Нет, сколько она себя помнит, они жили в одной и той же двухкомнатной квартире, которая осталась матери после рано умершей бабушки, про семью отца Женя никогда и не слыхала. И работал отец по найму, изредка переходил из фирмы в фирму с незначительным повышением оклада, так что непонятно, с чего он собирался заниматься бизнесом и зарабатывать много денег. То есть, поняла позже Женя, все это тоже были пустые разговоры.

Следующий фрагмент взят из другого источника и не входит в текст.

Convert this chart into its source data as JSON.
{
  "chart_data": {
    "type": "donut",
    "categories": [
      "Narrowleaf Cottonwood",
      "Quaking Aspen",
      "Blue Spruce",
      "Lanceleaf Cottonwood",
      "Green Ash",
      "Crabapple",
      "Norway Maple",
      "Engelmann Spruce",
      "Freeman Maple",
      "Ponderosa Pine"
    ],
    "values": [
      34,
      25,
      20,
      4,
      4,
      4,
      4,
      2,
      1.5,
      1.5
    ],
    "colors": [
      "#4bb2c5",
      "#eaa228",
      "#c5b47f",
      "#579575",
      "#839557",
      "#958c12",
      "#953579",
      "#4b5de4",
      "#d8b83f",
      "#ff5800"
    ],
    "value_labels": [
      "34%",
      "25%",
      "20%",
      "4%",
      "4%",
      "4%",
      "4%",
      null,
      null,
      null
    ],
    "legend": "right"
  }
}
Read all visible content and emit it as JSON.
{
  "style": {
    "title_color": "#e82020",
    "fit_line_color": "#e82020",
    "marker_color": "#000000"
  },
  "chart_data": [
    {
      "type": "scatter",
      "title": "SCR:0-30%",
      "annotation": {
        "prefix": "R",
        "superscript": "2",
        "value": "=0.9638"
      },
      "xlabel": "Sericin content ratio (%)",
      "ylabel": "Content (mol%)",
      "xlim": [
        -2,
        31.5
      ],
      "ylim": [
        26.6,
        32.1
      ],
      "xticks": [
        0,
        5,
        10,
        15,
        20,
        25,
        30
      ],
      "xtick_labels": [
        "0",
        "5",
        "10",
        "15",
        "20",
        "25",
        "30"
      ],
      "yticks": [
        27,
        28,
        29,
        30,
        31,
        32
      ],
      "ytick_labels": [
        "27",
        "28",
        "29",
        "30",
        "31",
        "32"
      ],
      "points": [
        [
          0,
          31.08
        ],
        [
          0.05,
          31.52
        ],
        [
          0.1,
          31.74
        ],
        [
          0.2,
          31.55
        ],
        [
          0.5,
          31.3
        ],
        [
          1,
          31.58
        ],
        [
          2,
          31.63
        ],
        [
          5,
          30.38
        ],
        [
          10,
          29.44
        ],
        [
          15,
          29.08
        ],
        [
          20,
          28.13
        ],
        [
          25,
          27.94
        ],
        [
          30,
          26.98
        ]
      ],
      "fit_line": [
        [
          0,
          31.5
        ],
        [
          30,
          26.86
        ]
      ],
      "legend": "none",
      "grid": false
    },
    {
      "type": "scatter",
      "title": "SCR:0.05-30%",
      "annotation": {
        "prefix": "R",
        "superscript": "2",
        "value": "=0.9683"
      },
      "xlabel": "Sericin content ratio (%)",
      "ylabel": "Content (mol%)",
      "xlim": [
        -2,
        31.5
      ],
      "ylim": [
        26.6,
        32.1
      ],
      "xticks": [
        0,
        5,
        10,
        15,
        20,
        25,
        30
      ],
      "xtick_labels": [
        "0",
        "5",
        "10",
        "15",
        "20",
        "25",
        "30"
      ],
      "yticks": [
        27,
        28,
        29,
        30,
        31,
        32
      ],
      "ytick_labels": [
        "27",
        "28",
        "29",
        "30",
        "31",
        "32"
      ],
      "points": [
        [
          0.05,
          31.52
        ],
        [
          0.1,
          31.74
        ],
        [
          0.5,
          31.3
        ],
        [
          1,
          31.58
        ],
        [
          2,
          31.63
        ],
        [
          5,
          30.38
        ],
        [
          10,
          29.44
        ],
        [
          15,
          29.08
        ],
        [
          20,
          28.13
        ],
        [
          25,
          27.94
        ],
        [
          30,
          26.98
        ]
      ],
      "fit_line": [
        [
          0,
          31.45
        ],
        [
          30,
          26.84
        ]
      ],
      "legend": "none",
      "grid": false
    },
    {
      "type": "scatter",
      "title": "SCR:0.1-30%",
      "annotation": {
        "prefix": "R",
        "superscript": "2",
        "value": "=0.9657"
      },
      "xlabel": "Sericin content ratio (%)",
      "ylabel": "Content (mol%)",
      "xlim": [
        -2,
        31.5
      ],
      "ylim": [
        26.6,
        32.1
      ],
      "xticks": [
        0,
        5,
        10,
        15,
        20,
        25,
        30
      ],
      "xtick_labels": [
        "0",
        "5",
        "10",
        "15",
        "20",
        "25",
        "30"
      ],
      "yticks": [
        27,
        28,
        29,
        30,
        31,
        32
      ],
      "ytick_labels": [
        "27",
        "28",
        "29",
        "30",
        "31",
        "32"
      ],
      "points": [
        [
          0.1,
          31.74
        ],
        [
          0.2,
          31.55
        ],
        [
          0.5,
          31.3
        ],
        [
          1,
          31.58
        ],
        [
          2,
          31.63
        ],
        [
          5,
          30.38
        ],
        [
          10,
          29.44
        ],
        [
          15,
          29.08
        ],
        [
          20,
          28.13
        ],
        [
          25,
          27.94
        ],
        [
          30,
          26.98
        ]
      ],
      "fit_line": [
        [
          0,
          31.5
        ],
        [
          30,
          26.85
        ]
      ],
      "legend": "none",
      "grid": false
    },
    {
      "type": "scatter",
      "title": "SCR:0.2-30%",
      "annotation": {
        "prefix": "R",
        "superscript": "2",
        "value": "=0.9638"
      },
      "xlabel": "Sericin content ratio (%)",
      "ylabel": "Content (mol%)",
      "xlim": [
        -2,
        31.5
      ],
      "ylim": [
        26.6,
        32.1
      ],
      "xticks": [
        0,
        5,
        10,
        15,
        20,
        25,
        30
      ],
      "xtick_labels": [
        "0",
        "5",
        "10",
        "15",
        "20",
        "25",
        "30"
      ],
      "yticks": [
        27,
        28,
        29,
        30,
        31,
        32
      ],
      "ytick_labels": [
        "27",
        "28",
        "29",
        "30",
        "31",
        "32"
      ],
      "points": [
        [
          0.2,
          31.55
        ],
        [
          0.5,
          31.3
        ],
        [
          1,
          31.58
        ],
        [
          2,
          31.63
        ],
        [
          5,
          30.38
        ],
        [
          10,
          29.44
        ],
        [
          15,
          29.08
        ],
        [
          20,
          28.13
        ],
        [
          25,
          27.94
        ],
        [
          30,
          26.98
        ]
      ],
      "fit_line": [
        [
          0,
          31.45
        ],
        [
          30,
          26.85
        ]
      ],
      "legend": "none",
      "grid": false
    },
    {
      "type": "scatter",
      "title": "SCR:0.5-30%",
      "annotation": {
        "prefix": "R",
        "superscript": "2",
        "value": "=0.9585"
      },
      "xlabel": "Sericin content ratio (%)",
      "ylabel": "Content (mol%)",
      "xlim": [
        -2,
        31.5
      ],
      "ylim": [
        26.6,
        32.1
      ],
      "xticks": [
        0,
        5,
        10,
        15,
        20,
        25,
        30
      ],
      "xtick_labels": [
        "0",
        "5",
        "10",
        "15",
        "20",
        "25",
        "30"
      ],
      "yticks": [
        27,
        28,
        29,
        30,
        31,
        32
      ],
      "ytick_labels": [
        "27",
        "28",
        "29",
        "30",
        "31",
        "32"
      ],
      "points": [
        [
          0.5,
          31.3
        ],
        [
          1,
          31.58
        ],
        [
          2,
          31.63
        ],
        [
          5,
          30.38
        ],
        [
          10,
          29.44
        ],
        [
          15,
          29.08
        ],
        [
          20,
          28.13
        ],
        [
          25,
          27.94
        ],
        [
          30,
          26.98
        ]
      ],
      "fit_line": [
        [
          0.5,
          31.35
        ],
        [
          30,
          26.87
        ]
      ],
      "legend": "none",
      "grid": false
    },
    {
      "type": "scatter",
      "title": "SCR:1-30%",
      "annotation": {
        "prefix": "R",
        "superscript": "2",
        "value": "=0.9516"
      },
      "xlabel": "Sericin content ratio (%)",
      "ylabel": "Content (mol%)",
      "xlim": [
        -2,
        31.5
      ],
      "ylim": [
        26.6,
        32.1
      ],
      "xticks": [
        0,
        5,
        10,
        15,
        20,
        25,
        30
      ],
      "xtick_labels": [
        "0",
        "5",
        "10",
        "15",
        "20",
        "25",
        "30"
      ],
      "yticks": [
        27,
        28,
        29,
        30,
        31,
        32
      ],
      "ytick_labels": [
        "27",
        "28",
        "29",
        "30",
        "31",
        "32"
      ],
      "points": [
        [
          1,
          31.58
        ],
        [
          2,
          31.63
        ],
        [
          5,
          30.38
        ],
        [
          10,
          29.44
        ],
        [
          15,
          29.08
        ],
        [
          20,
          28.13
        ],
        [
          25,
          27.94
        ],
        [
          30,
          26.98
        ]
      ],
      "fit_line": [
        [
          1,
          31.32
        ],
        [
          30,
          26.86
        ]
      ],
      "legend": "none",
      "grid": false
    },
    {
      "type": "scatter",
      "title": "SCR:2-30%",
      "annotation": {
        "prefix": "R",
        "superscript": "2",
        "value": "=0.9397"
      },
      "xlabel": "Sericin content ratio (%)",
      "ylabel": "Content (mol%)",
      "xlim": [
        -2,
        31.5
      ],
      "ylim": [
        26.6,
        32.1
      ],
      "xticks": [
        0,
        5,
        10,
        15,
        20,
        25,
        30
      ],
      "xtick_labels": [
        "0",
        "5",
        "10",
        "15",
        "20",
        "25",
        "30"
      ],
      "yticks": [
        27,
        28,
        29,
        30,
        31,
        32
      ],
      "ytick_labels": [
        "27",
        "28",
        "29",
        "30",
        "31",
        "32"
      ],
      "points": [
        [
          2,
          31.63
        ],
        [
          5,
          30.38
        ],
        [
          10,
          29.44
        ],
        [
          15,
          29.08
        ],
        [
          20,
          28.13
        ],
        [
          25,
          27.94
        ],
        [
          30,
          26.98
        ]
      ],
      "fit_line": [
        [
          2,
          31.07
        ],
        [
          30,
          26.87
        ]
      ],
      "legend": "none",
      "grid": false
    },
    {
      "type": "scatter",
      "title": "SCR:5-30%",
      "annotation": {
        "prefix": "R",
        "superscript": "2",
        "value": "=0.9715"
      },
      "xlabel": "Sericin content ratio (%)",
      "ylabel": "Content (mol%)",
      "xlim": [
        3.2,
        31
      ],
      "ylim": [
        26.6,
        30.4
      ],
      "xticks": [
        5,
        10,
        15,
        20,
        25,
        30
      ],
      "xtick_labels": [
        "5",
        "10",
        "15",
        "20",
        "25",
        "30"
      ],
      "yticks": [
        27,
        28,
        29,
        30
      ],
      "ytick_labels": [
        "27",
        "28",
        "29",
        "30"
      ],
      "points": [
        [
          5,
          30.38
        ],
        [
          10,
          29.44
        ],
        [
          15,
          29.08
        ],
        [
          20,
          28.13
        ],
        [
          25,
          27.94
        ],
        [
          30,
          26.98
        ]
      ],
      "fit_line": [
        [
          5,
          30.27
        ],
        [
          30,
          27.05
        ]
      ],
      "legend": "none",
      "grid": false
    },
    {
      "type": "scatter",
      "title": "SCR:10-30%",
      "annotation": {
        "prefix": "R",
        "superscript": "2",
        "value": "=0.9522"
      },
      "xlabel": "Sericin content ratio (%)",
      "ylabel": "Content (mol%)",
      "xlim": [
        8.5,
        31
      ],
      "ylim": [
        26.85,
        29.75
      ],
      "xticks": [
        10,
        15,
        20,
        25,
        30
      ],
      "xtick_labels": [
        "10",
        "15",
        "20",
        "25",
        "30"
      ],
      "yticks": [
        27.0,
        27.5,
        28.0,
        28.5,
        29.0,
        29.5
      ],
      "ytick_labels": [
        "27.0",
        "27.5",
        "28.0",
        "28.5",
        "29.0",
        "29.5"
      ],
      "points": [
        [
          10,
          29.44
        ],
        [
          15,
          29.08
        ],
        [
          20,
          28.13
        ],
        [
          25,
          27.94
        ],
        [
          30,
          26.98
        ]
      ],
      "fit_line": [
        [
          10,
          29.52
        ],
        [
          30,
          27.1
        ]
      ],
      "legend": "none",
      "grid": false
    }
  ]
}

Просить у матери денег на какие-то свои нужды Женя зареклась еще лет в десять. Мать заводилась с полуоборота, тут же призывала в свидетели отца, в кои-то веки они были согласны друг с другом. Одевала мать Женю плохо – что купит в магазине, то и подойдет, лишь бы подешевле. Сама она не умела рукодельничать, пуговицу пришить – и то отец неделю зудил, а мать отлаивалась – дескать, по дому ломаюсь с утра до вечера, присесть некогда, а тут еще ты пристаешь со своими глупостями. Работала она учителем в школе, преподавала географию, детей терпеть не могла и этого не скрывала.
Отец в пылу скандалов издевался – ладно бы математику преподавала или русский, тогда бы можно было хоть репетиторством подработать, уж про иностранный язык и говорить не приходится, а тут – нате вам, география, тьфу! Кому она нужна, эта география! Самая бесполезная профессия!
Окончив школу – кстати, не так уж и плохо, – Женя поступила на вечерний факультет университета, причем не сразу, а через два года. На дневной нужны были репетиторы, Жене и голову не приходило заикаться о деньгах.
Работала то тут, то там, потом устроилась в издательство на мелкую должность. Денег платили мало, да еще родители вычитали за питание. Женя даже рада была вечерним занятиям. Уставала страшно, зато приходила домой, когда родители уже отругались, напились чаю и спокойно спали в своей комнате. Похудела за эти пять лет, питалась кое-как, но выдержала, добралась до диплома.
– Дорогая… – Женя очнулась от невеселых мыслей от голоса Жанны Романовны. – Ты где? Вернись, я все прощу! Извини, если я тебя обидела, но сейчас не время задумываться. Время действовать. Вот, примерь-ка, – она протягивала Жене коротенькое пальтецо и узкие клетчатые брючки. Нашлись и ботинки.
– Я верну, – сказала Женя.
– Разумеется, вернешь, это понадобится к спектаклю на следующей неделе.